2 · Circuit construction
2.1 Telescoping build
A k-hop circuit is built one hop at a time, each downstream hop key-exchanged through the already-built prefix, so no relay ever sees the requester's raw key material for a hop beyond itself:
R wants circuit R → E → M → X
1. R dials E over dig-nat mTLS (an ordinary peer connection; E sees R's IP — mitigated by guards §4).
R ⇄ E: ntor handshake (CREATE / CREATED) → shared key K_E. R now holds a 1-hop circuit.
2. R sends E an EXTEND cell (encrypted under K_E) naming M + R's handshake for M.
E dials M over dig-nat mTLS, relays R's handshake, returns M's reply (EXTENDED).
R ⇄ M (through E): ntor handshake → K_M. M sees only E as its predecessor.
3. R sends (through E→M) an EXTEND cell naming X + R's handshake for X.
M dials X over dig-nat mTLS, relays the handshake.
R ⇄ X (through E→M): ntor handshake → K_X. X sees only M as its predecessor.
Circuit ready. R holds the ordered keys [K_E, K_M, K_X].
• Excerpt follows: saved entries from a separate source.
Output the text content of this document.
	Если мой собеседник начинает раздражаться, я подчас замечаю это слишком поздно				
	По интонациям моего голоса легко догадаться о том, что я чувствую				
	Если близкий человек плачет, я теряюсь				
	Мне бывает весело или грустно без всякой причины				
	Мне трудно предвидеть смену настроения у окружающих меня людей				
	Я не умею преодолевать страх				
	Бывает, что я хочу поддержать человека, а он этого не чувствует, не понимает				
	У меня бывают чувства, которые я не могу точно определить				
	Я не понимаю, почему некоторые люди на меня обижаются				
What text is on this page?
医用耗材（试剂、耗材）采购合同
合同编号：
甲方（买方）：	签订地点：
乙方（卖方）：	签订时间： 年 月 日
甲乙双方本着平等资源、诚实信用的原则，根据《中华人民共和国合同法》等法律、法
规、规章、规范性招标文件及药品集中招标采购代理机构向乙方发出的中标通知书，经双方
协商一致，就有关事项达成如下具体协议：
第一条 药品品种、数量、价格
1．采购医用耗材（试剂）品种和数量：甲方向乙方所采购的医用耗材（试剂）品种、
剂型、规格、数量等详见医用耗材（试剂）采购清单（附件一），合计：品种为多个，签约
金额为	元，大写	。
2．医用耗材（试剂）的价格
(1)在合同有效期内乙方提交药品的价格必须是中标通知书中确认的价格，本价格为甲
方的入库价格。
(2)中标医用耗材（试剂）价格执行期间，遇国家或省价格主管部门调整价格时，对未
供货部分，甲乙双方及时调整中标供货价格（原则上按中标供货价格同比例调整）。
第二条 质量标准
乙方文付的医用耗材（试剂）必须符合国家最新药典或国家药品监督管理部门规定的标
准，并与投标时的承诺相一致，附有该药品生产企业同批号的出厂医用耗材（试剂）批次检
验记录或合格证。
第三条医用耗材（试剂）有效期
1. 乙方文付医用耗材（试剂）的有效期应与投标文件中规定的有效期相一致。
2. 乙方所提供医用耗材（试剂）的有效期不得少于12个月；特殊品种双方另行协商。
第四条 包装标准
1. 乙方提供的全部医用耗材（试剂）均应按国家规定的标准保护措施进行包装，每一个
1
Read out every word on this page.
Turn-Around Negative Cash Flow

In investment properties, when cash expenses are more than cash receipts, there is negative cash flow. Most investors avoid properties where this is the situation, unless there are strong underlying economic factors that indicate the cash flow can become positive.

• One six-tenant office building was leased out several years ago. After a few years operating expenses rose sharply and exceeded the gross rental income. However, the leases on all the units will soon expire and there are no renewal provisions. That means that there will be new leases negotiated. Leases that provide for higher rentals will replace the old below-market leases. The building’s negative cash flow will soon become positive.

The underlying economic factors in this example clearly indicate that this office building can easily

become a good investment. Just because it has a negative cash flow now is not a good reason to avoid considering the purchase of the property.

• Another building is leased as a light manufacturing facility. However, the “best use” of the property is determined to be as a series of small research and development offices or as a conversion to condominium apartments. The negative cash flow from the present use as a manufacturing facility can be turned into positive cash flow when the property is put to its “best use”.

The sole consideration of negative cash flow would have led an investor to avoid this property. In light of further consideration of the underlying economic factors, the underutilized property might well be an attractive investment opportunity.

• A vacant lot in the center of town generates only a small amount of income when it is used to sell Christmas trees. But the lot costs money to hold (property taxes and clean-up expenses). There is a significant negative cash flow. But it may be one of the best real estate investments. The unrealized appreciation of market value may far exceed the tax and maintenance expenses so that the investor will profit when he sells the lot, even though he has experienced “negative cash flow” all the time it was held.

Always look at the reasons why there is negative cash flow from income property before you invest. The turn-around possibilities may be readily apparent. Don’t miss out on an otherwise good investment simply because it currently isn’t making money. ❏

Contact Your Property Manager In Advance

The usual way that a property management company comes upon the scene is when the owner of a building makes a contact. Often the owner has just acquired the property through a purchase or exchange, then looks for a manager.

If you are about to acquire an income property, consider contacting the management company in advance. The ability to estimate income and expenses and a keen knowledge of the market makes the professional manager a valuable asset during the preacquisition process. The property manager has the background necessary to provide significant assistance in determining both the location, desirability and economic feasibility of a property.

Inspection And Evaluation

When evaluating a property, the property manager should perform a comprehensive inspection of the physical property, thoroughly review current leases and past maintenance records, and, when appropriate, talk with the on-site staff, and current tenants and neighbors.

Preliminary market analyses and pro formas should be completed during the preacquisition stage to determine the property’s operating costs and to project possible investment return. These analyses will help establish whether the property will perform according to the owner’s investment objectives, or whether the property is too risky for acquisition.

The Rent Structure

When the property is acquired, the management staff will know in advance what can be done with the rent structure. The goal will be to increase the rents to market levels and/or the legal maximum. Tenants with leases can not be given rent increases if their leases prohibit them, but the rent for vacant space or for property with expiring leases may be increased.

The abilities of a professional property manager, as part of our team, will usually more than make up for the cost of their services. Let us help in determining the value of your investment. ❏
Telescoping (rather than a single-packet onion) is chosen because each EXTEND is "open a normal mTLS peer connection to the next hop" — exactly what the NAT-traversal ladder already does, NAT traversal and relay fallback included — and because each hop's key is an ephemeral key exchange giving forward secrecy per hop.